Try calling around to different clinics asking how much an x-ray will cost you. They will more than likely be unable to tell you (especially if you have insurance) AND they will probably not dispense the service without their own physicians examining you first (instead of relying on orders/records), thereby doubling up on the cost of office visits.
Patients not being able to make informed decisions on the prices of treatment is against every capitalist principle there is. This has been a common theme of medical billing for years — nothing new or created by Obamacare. Patients should be able to seek alternative treatments or providers, or even choose not to accept treatment.
Once patients and doctors start looking at medicine from an economic perspective -- the best care, for the best price -- the health care consumer wins.
Deductibles and Co-pays: Helping Keep Health Care Costs Down?
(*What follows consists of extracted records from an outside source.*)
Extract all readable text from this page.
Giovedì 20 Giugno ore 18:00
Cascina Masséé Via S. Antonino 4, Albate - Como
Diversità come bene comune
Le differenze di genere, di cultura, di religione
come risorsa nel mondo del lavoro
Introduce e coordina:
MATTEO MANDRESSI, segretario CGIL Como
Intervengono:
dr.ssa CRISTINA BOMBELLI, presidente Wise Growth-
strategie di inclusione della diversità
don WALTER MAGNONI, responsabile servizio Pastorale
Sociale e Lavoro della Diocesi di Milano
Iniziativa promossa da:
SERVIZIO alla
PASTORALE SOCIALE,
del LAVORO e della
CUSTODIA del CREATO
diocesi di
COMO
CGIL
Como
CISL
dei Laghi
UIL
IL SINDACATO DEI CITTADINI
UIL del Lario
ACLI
The Health Research Institute (HRI) issued its outlook report for the health care industry, which is expected to grow 6.8 percent in 2015. While there were multiple inflationary features driving the growth, one of the biggest deflationary features was the new breed of "healthcare price shoppers:"
The prevalence of high-deductible health plans is spawning a new class of healthcare shoppers: price sensitive and willing to consider that less may be more.
When patients are forced into thinking about health care costs, they find ways to get adequate care at cheaper prices. This creates a profound deflationary pressure, measured at 2 percent by the HRI outlook report.When looking for ways to cut health care expenses, medication is often one of the first places to start, with
15 percent of total health care expenses tied up in prescription medications.
The other significant savings strategy listed in the outlook report was that consumers with high deductible plans are likely to use retail clinics, which charge significantly less than traditional medical services.
But it's also not all about cost. The HRI outlook report notes that health care has to be an industry that is geared toward serving its customers in both a personal and cost-effective manner:
But real success and profitability will go to the insurers, drug makers, and healthcare providers that deliver highly personalized customer experiences at a competitive price.
It's not about patients doing without (or establishing death-panels), it's about the health care industry and the consumers acting like any other business in America: providing the best services possible at the most competitive price.
Not Everyone Will Win From Higher Deductible Plans
While the health care industry and consumers as a whole benefit from the higher deductible plans, not everyone is benefiting equally (and some not at all).
For the healthy, higher deductibles coupled with wise health care shopping choices will bring about real savings.
Those with significant medical problems also benefit, because many of the Obamacare high deductible plans pay 100 percent after the out-of-pocket maximum without further co-pays.
The losers, however, are the families with the once-every-decade health problem, who are stuck trying to find a way to pay for a completely unforeseen medical expense.
This is the unfortunate reality of insurance: it cannot ever protect against every contingency.
Critics of Obamacare predicted a health care catastrophe, but after the first full year of its existence, the reality is something different. The health care industry is becoming more efficient.